The whole concept of using STIX is so it's easier to handle relationships among indicators. In this case, I'm pivoting from malware. When creating `stix` files, I create new UUIDs for each indicator as well as for each relationship BUT the UUID of the malware remains the same. That way, if I look for stuff related to a malware, I can see the whole thing. The malware indicators should be stored in `malware_IDs.csv` file, following this structure:

```
<malware name>,<UUID>
```

The STIX UUID has a very particular structure, something like `<type>--<UUID>`. If you want to create a new malware to pivot around, you can use the `create_id.py` script, simply use as an argument the type which (following this logic) should be "malware":

```
python3 create_id.py malware
```

And then use it in the `malware_IDs.csv` file.

## Making sense of hashes

The hashes will likely be related with hacktools, encrypted files, scripts, miners, etc.

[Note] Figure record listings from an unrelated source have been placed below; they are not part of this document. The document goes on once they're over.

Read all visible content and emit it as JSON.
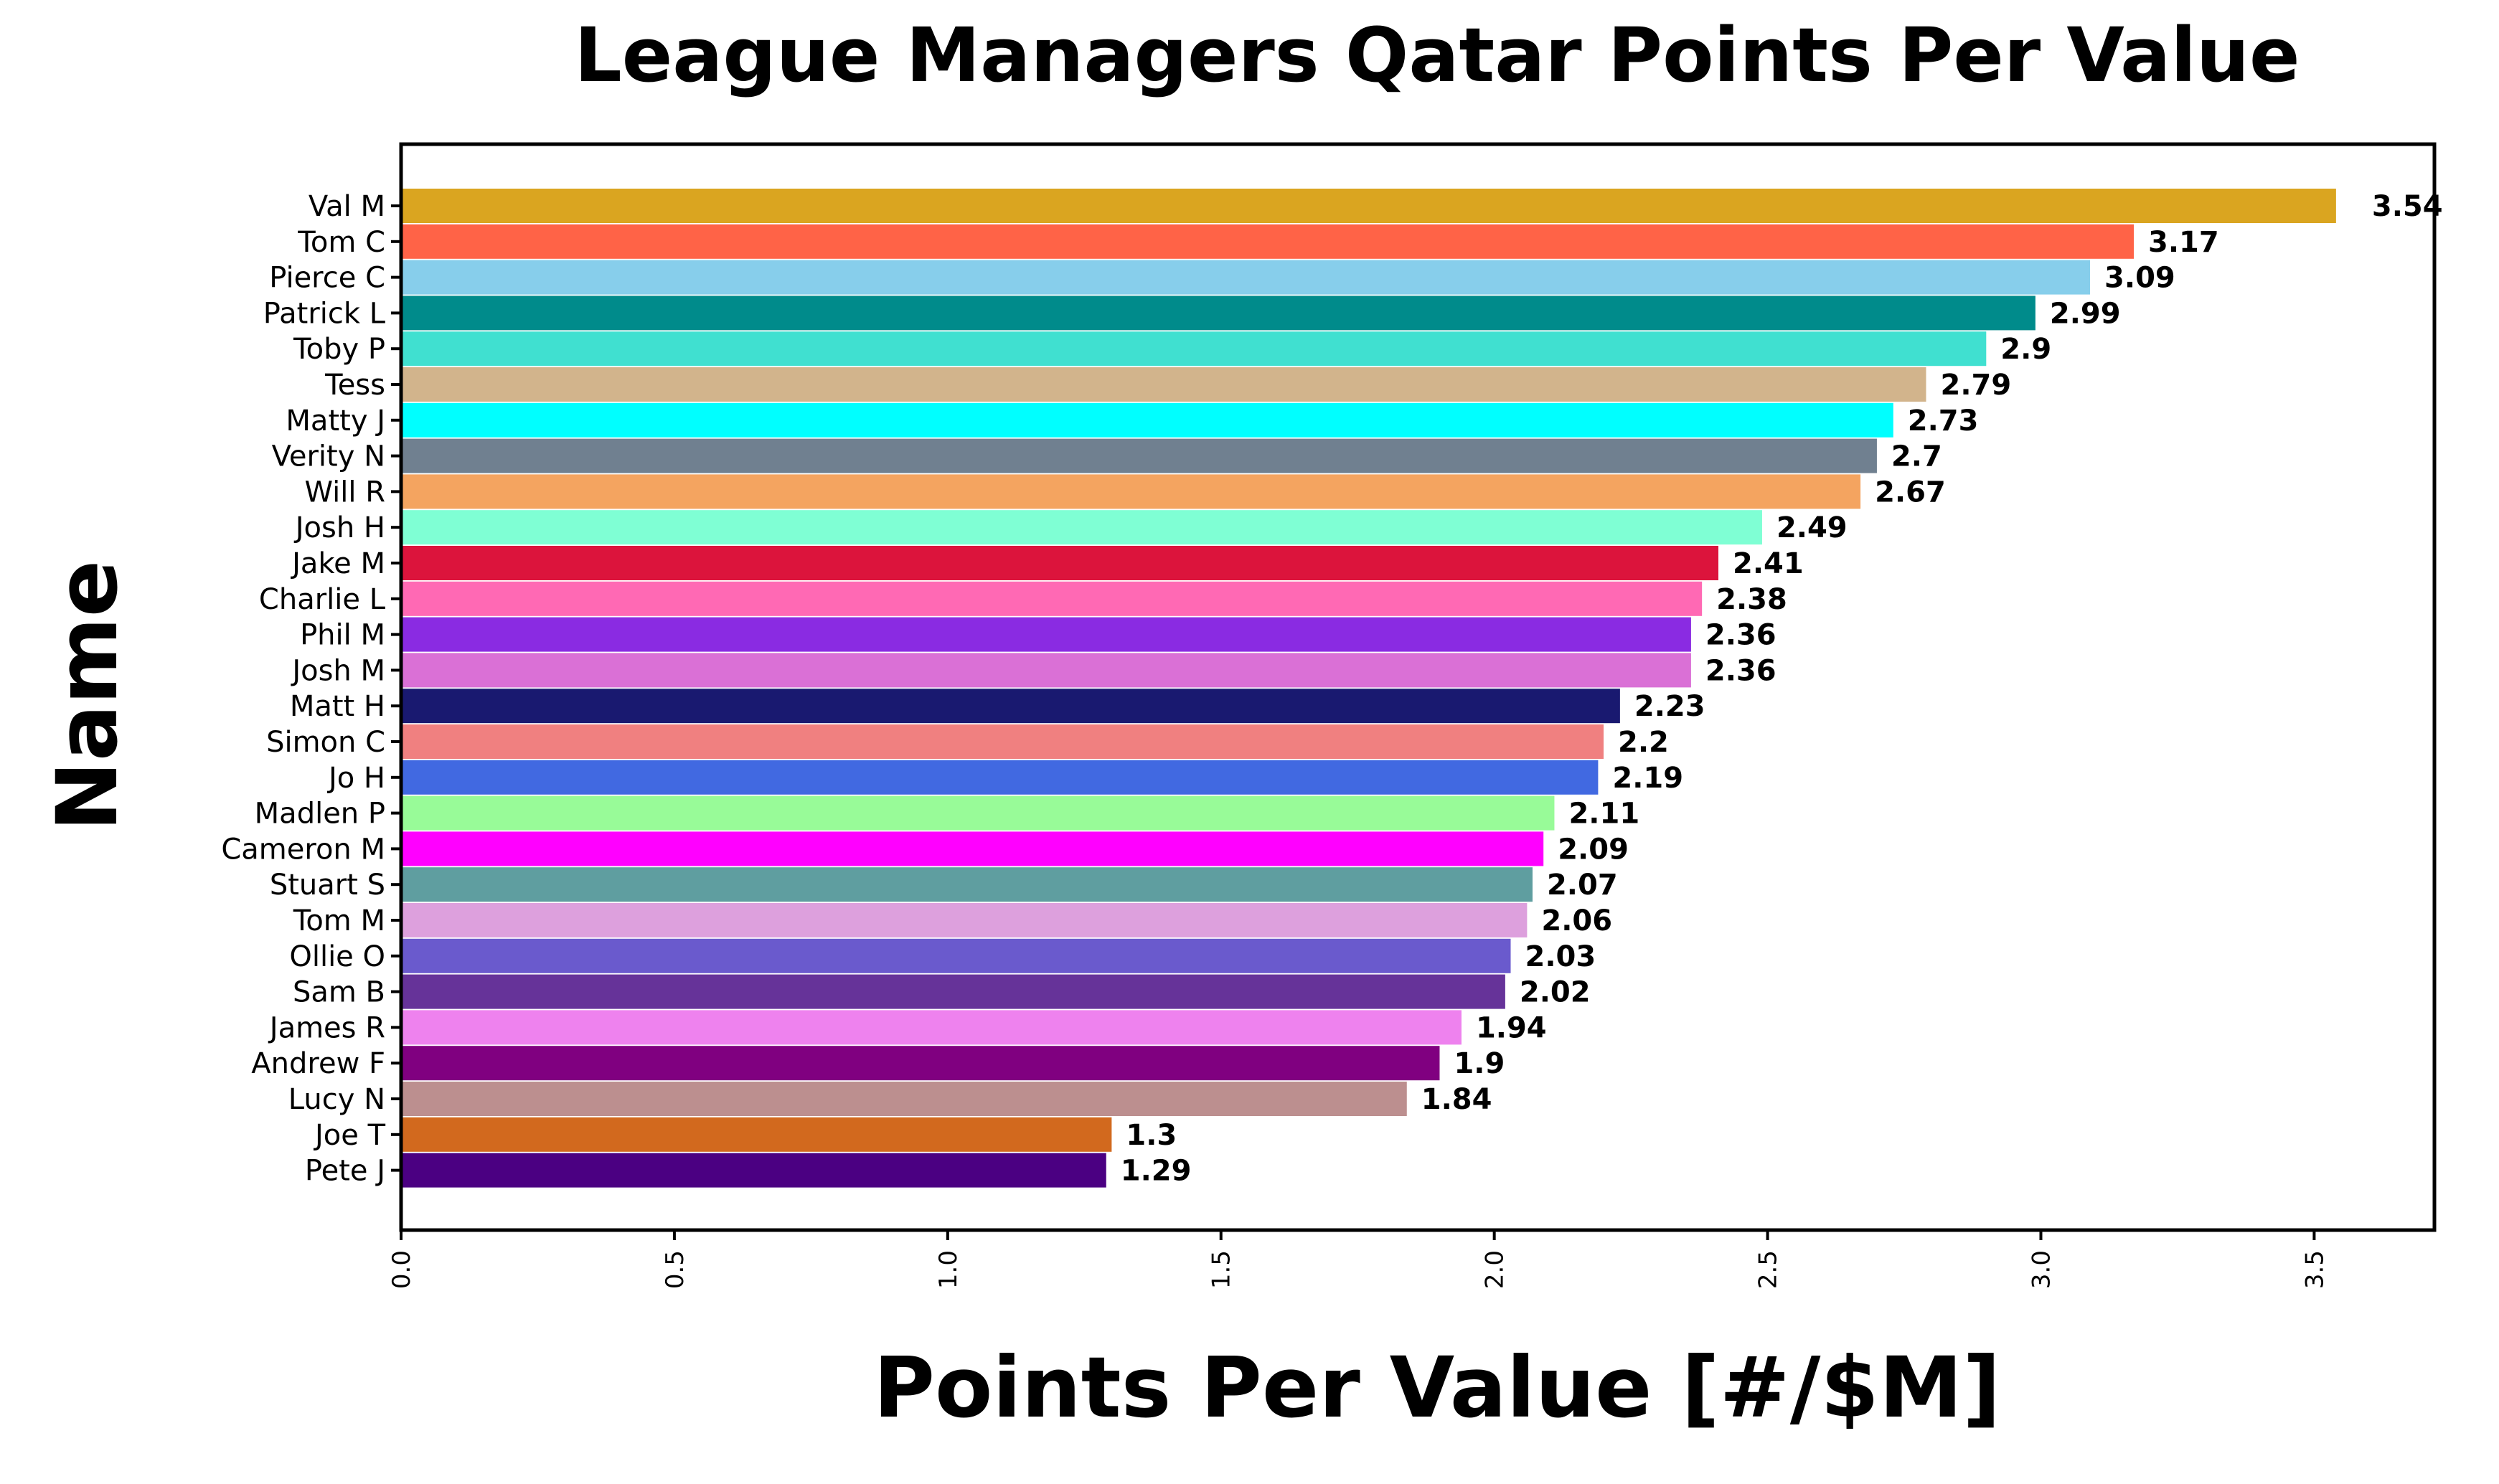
{
  "chart_data": {
    "type": "bar",
    "orientation": "horizontal",
    "title": "League Managers Qatar Points Per Value",
    "xlabel": "Points Per Value [#/$M]",
    "ylabel": "Name",
    "xlim": [
      0,
      3.72
    ],
    "xticks": [
      "0.0",
      "0.5",
      "1.0",
      "1.5",
      "2.0",
      "2.5",
      "3.0",
      "3.5"
    ],
    "grid": false,
    "legend": "none",
    "categories": [
      "Val M",
      "Tom C",
      "Pierce C",
      "Patrick L",
      "Toby P",
      "Tess",
      "Matty J",
      "Verity N",
      "Will R",
      "Josh H",
      "Jake M",
      "Charlie L",
      "Phil M",
      "Josh M",
      "Matt H",
      "Simon C",
      "Jo H",
      "Madlen P",
      "Cameron M",
      "Stuart S",
      "Tom M",
      "Ollie O",
      "Sam B",
      "James R",
      "Andrew F",
      "Lucy N",
      "Joe T",
      "Pete J"
    ],
    "values": [
      3.54,
      3.17,
      3.09,
      2.99,
      2.9,
      2.79,
      2.73,
      2.7,
      2.67,
      2.49,
      2.41,
      2.38,
      2.36,
      2.36,
      2.23,
      2.2,
      2.19,
      2.11,
      2.09,
      2.07,
      2.06,
      2.03,
      2.02,
      1.94,
      1.9,
      1.84,
      1.3,
      1.29
    ],
    "value_labels": [
      "3.54",
      "3.17",
      "3.09",
      "2.99",
      "2.9",
      "2.79",
      "2.73",
      "2.7",
      "2.67",
      "2.49",
      "2.41",
      "2.38",
      "2.36",
      "2.36",
      "2.23",
      "2.2",
      "2.19",
      "2.11",
      "2.09",
      "2.07",
      "2.06",
      "2.03",
      "2.02",
      "1.94",
      "1.9",
      "1.84",
      "1.3",
      "1.29"
    ],
    "colors": [
      "#DAA520",
      "#FF6347",
      "#87CEEB",
      "#008B8B",
      "#40E0D0",
      "#D2B48C",
      "#00FFFF",
      "#708090",
      "#F4A460",
      "#7FFFD4",
      "#DC143C",
      "#FF69B4",
      "#8A2BE2",
      "#DA70D6",
      "#191970",
      "#F08080",
      "#4169E1",
      "#98FB98",
      "#FF00FF",
      "#5F9EA0",
      "#DDA0DD",
      "#6A5ACD",
      "#663399",
      "#EE82EE",
      "#800080",
      "#BC8F8F",
      "#D2691E",
      "#4B0082"
    ]
  }
}
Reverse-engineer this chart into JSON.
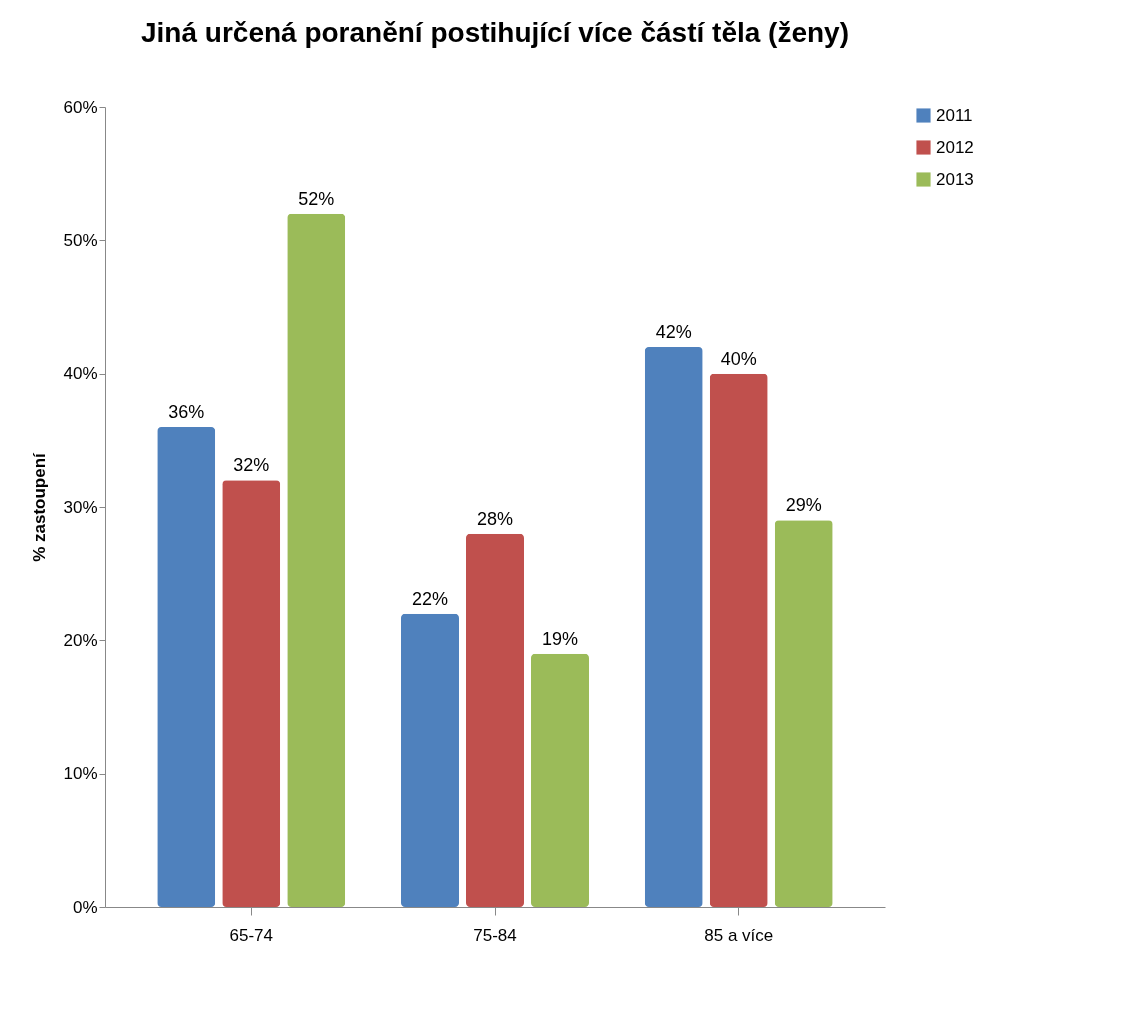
{
  "chart_data": {
    "type": "bar",
    "title": "Jiná určená poranění postihující více částí těla (ženy)",
    "ylabel": "% zastoupení",
    "categories": [
      "65-74",
      "75-84",
      "85 a více"
    ],
    "series": [
      {
        "name": "2011",
        "color": "#4f81bd",
        "values": [
          36,
          22,
          42
        ],
        "value_labels": [
          "36%",
          "22%",
          "42%"
        ]
      },
      {
        "name": "2012",
        "color": "#c0504d",
        "values": [
          32,
          28,
          40
        ],
        "value_labels": [
          "32%",
          "28%",
          "40%"
        ]
      },
      {
        "name": "2013",
        "color": "#9bbb59",
        "values": [
          52,
          19,
          29
        ],
        "value_labels": [
          "52%",
          "19%",
          "29%"
        ]
      }
    ],
    "ylim": [
      0,
      60
    ],
    "yticks": [
      {
        "value": 0,
        "label": "0%"
      },
      {
        "value": 10,
        "label": "10%"
      },
      {
        "value": 20,
        "label": "20%"
      },
      {
        "value": 30,
        "label": "30%"
      },
      {
        "value": 40,
        "label": "40%"
      },
      {
        "value": 50,
        "label": "50%"
      },
      {
        "value": 60,
        "label": "60%"
      }
    ],
    "grid": false,
    "legend": "right"
  }
}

The most important facts are the name, description and it's -hash- value. Sometimes some of them are not entirely malicious, but definitely suspicious (this happens a lot in suspicious ads which are related to malware downloads, for example). This is why we also use the IoC type value, as well as the hash type.

The rest is relevant information of the malware which is supossed to be related with the IoC. Since this information might be redundant in the same CSV, a next version will be fixed to avoid this redundancy.